Ci vuole una legge per il passaporto sanitario antiCovid. Si tratta di una restrizione alla libertà di circolazione per motivi riguardanti lo stato di salute e non si può prescindere da una norma di rango primario. Arriva dal Garante della privacy la richiesta di una norma generale, che se, da un lato, autorizza la circolazione a chi è stato vaccinato, dall’altro ostacola o vieta la libertà di movimento. L’autorità presieduta da Pasquale Stanzione indirizzerà una segnalazione al Parlamento impostata in questi termini.
La conseguenza di un’impostazione di questo tipo è che non potrà avere rilevanza l’eventuale consenso dell’interessato. Si tratta di un problema di «base giuridica» del trattamento ed è un problema che riguarda sia soggetti pubblici sia soggetti privati. Per il regolamento europeo sulla protezione dei dati n. 2016/679 (Rgpd), infatti, ogni trattamento deve avere la sua base giuridica, cioè la sua condizione di liceità. Senza la giusta base giuridica il trattamento è illecito e chi lo compie rischia fino a 20 milioni di euro di sanzione amministrativa (articoli 9 e 83 del Rgpd).
Ricapitolando i termini della questione, il Garante fa presente che è un tema del giorno quello di accompagnare la somministrazione dei vaccini con soluzioni che facilitino la riconoscibilità di chi si è vaccinato e ciò al fine di avere più libertà nell’accesso a determinati locali o per la fruizione di taluni servizi (stazioni, aeroporti, hotel, stazioni, palestre e così via).
La questione parte proprio dalla stessa liceità di subordinare la libertà di azione alla documentazione di avere assunto il vaccino e di non di correre pericoli di contagio. Il problema, come spesso capita, non è di possibilità tecnica di ottenere il risultato, ma della legittimità in sé dell’operazione. E nell’ambito dei controlli di legittimità si colloca anche il rispetto della disciplina della privacy. Privacy che, ancora una volta, non blocca e non autorizza, ma chiede cautele e garanzie.

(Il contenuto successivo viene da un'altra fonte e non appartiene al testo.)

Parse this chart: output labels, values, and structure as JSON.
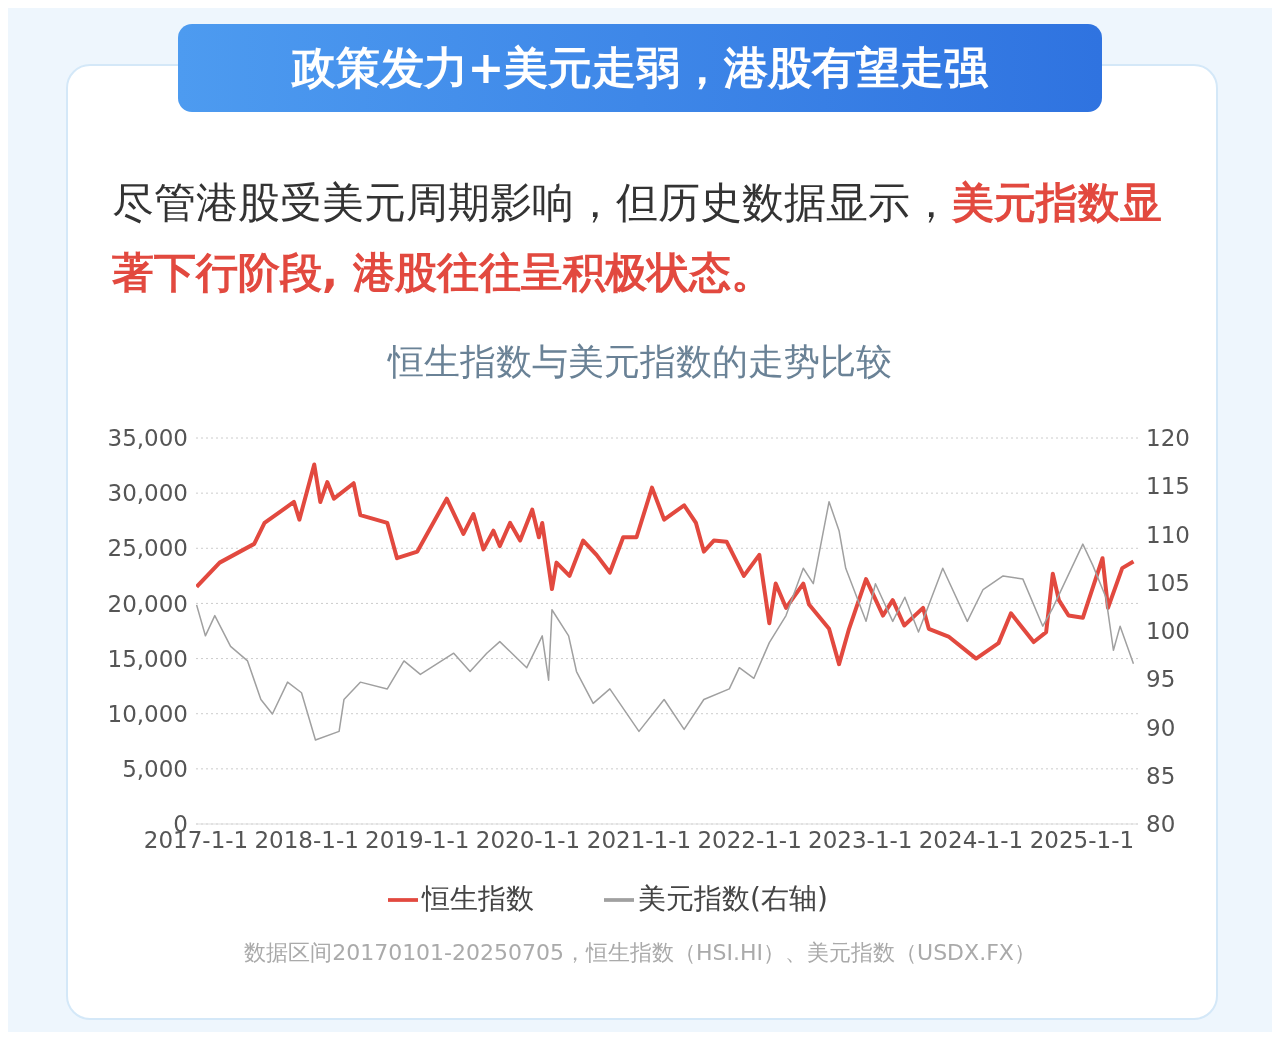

Tra l’altro stiamo parlando di dati particolarmente delicati, come i dati relativi allo stato vaccinale e di potenziali effetti discriminatori per le persone, etichettate in un senso o nell’altro. La cautela è d’obbligo, visto che ci possono essere violazioni e compressioni illegittime di libertà costituzionali. Queste le ragioni che spingono il Garante a segnalare al legislatore la necessità di una preventiva legge testa ad ammettere il trattamento dei dati relativi allo stato vaccinale dei cittadini a fini di accesso a determinati locali o di fruizione di determinati servizi.

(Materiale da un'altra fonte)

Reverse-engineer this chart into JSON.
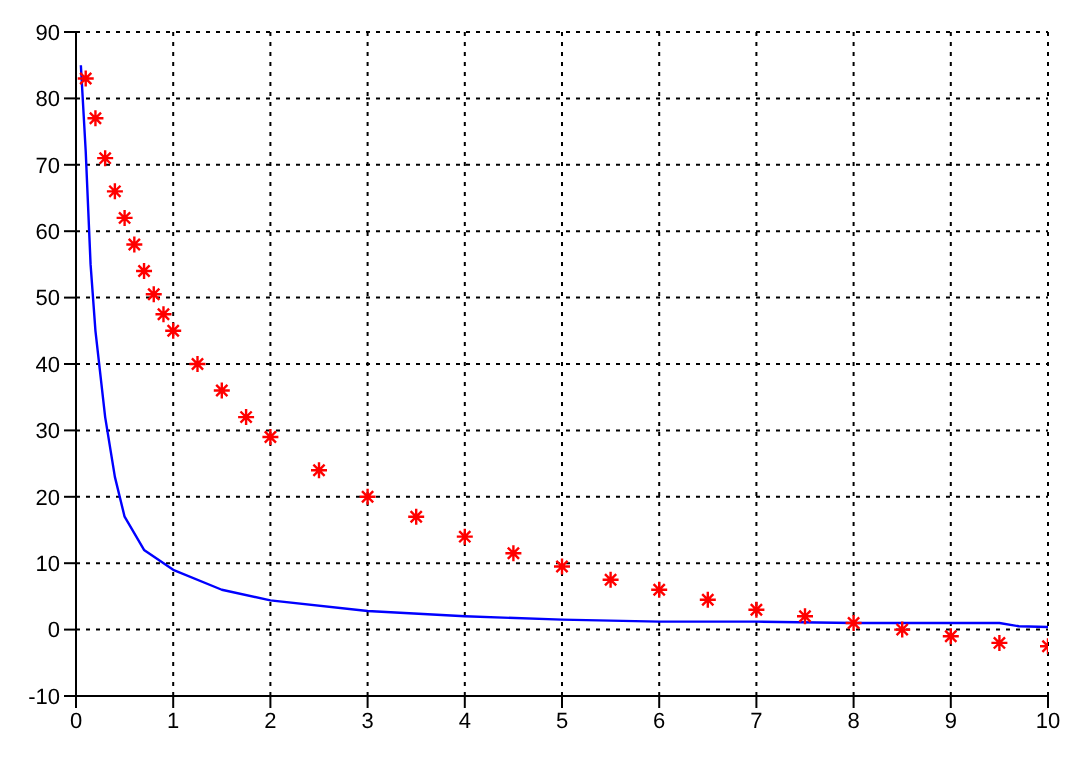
{
  "chart_data": {
    "type": "line",
    "xlim": [
      0,
      10
    ],
    "xticks": [
      0,
      1,
      2,
      3,
      4,
      5,
      6,
      7,
      8,
      9,
      10
    ],
    "ylim": [
      -10,
      90
    ],
    "yticks": [
      -10,
      0,
      10,
      20,
      30,
      40,
      50,
      60,
      70,
      80,
      90
    ],
    "grid": true,
    "series": [
      {
        "color": "#0000ff",
        "marker": "none",
        "line_style": "solid",
        "x": [
          0.05,
          0.1,
          0.15,
          0.2,
          0.3,
          0.4,
          0.5,
          0.7,
          1,
          1.5,
          2,
          3,
          4,
          5,
          6,
          7,
          8,
          9,
          9.5,
          9.7,
          10
        ],
        "values": [
          85,
          72,
          55,
          45,
          32,
          23,
          17,
          12,
          9,
          6,
          4.4,
          2.8,
          2,
          1.5,
          1.2,
          1.2,
          1,
          1,
          1,
          0.5,
          0.4
        ]
      },
      {
        "type": "scatter",
        "color": "#ff0000",
        "marker": "cross",
        "x": [
          0.1,
          0.2,
          0.3,
          0.4,
          0.5,
          0.6,
          0.7,
          0.8,
          0.9,
          1,
          1.25,
          1.5,
          1.75,
          2,
          2.5,
          3,
          3.5,
          4,
          4.5,
          5,
          5.5,
          6,
          6.5,
          7,
          7.5,
          8,
          8.5,
          9,
          9.5,
          10
        ],
        "values": [
          83,
          77,
          71,
          66,
          62,
          58,
          54,
          50.5,
          47.5,
          45,
          40,
          36,
          32,
          29,
          24,
          20,
          17,
          14,
          11.5,
          9.5,
          7.5,
          6,
          4.5,
          3,
          2,
          1,
          0,
          -1,
          -2,
          -2.5
        ]
      }
    ]
  }
}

La legge, di cui si parla, deve rispettare i principi del Rgpd e tra questi quelli di proporzionalità, limitazione delle finalità e di minimizzazione dei dati, in modo da realizzare un equo bilanciamento tra l’interesse pubblico che si intende perseguire e l’interesse individuale alla riservatezza. Senza la legge, l’utilizzo in qualsiasi forma, da parte di soggetti pubblici e di soggetti privati fornitori di servizi destinati al pubblico, di app e pass destinati a distinguere i cittadini vaccinati dai cittadini non vaccinati è da considerarsi illegittimo.